Oysa Kemal Uluser'de onlar gibi kelebek ömürlü Zonguldaklı şairdi.
Onlar üç yakın arkadaşlardı.

Karadeniz'in en turistik beldesi Amasra'da şairin doğduğu ev, büyüdüğü sokak ve posta vapurlarının yolunu gözlediği kale surlarında ondan geriye kalan izler yaşatılıyor mu?
Yaşantısını, eserlerini ve mezar yerini bilen var mı?
Bir yönetmenin keşfetmesini, adına bir film çekmesini mi bekliyoruz.
Fatih'in fetih şehri Amasra, Kemal Uluser'in keşfedilmesini mi bekliyor!

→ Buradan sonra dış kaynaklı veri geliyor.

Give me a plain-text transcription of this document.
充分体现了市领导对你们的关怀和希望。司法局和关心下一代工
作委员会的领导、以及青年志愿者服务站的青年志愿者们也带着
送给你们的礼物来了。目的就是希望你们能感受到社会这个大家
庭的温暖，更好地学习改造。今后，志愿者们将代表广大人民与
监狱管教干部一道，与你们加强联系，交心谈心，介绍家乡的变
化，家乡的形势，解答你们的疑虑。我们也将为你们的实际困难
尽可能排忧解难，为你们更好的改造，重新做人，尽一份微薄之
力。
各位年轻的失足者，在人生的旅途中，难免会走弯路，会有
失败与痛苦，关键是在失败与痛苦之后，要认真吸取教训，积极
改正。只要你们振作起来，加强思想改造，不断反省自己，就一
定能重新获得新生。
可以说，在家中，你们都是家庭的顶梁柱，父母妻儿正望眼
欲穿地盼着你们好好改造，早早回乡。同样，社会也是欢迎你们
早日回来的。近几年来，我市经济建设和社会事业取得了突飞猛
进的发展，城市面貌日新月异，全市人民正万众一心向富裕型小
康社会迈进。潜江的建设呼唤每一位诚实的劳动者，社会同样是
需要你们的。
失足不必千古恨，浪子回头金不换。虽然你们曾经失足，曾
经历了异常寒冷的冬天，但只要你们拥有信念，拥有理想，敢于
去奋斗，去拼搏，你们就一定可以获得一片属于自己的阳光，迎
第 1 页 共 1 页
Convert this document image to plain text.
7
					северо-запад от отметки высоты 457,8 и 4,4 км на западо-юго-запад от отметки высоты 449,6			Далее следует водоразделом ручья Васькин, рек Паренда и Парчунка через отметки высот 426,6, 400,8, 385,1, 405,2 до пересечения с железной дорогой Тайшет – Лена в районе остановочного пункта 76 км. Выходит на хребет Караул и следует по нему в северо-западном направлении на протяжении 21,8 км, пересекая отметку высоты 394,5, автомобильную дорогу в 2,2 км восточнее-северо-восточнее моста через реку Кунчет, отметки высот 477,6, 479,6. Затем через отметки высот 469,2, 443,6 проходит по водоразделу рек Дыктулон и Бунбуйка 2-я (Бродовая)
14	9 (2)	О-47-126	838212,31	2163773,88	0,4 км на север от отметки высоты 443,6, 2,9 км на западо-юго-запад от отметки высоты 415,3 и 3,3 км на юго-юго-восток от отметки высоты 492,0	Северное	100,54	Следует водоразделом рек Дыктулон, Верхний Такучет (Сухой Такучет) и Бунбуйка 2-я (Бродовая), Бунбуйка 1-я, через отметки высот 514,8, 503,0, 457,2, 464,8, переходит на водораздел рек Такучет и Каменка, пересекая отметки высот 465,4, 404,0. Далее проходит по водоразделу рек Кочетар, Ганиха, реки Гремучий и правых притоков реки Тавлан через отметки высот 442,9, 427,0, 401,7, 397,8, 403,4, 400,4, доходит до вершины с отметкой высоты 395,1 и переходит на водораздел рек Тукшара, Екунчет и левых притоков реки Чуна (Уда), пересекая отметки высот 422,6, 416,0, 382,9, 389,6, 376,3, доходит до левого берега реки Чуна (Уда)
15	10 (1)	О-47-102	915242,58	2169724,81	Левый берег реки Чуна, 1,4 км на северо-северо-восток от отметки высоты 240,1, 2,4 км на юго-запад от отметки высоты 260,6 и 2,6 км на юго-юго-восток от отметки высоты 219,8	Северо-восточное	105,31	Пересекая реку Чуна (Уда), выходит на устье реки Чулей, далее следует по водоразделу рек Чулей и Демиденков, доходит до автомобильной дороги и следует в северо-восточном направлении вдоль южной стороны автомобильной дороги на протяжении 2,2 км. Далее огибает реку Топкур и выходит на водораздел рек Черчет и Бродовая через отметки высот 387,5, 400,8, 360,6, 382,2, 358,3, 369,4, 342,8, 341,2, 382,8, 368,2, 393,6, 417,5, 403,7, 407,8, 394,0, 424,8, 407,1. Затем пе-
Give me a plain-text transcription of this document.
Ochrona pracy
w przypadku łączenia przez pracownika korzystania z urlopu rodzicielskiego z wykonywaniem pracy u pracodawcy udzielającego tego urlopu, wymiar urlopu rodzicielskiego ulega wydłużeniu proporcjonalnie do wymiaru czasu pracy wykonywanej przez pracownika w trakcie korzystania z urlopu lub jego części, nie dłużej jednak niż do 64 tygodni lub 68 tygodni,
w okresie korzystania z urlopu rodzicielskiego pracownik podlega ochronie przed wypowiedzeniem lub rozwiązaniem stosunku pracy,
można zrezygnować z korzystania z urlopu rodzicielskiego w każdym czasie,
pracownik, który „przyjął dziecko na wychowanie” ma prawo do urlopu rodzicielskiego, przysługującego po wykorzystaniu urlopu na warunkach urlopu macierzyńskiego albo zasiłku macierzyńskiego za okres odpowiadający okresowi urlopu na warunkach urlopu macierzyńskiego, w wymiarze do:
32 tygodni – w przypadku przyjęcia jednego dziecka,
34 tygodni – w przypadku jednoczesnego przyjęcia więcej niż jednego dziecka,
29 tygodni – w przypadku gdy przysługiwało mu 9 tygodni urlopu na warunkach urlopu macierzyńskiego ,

"Kelebeğin Rüyası" filmiyle adları anılmaya başlayarak, Türkiye'nin en bilinen şairleri arasına giren kentimizin iki simge şairi Muzaffer Tayyip Uslu ile Rüştü Onur'un can arkadaşıydı Kemal Uluser. En az onlar kadar edebiyata meraklı ve en az onlar kadar bahtsızdı. Amasra'da yoksul bir evde başlayan yaşamı, Zonguldak'ta edebiyatın devlerine kafa tutarak sürdü ve onlar gibi gencecik yaşta verem illetinden yaşamını yitirdi. Rüştü ile Muzaffer hakkında görece olarak epey bir şey bilinirken, onla ilgili bilgiler hep sınırlı kaldı.

O YILLARDA AMASRA'DA...
Kemal Uluser, 1914-1915 yıllarında Amasra'da dünyaya gelmişti. Babası Zonguldaklı Sepetçioğullarından Mustafa Efendi, annesi Amasralı Eyüceoğullarından Fatma Sabriye Hanım'dı.
Amasra üzerine değerli incelemeleri bulunan tarihçi Necdet Sakaoğlu anlatıyor:
"Kemal Uluser'in doğduğu, çocukluk ve ilk gençlik dönemlerini geçirdiği Amasra o yıllarda yoksul bir bucak merkezidir. Geçim kaynaklan çok kısıtlı, işsizlik yaygın. Mısır tarımı, balıkçılık, çekicilik, gemicilik ve gurbetçilik... geçim kaynaklandır. Zengin aile hiç yoktur. Çoğunluk yoksul olup pek az orta halli aile vardır. Eğitim bir ilkokulda verilmektedir. En yakın ortaokul Zonguldak'tadır." Uluser için Doğu dergisinde yayınlanan imzasız bir yazıda şunlar yazılıdır: "Amasra'da yoksul bir ailenin çocuğudur. Ana ve babasını küçük yaşta kaybetmiş, büyükanası melek kanatlan üstüne germiş, bütün varlığını ona vermiştir." ...
Kemal Uluser, talihsiz bir babanın talihsiz oğluydu. Sepetçioğlu diye anılan babası, uzun yıllar maden arama peşinde bütün servetini, takatini tüketerek yoksulluk içinde gözlerini yumdu.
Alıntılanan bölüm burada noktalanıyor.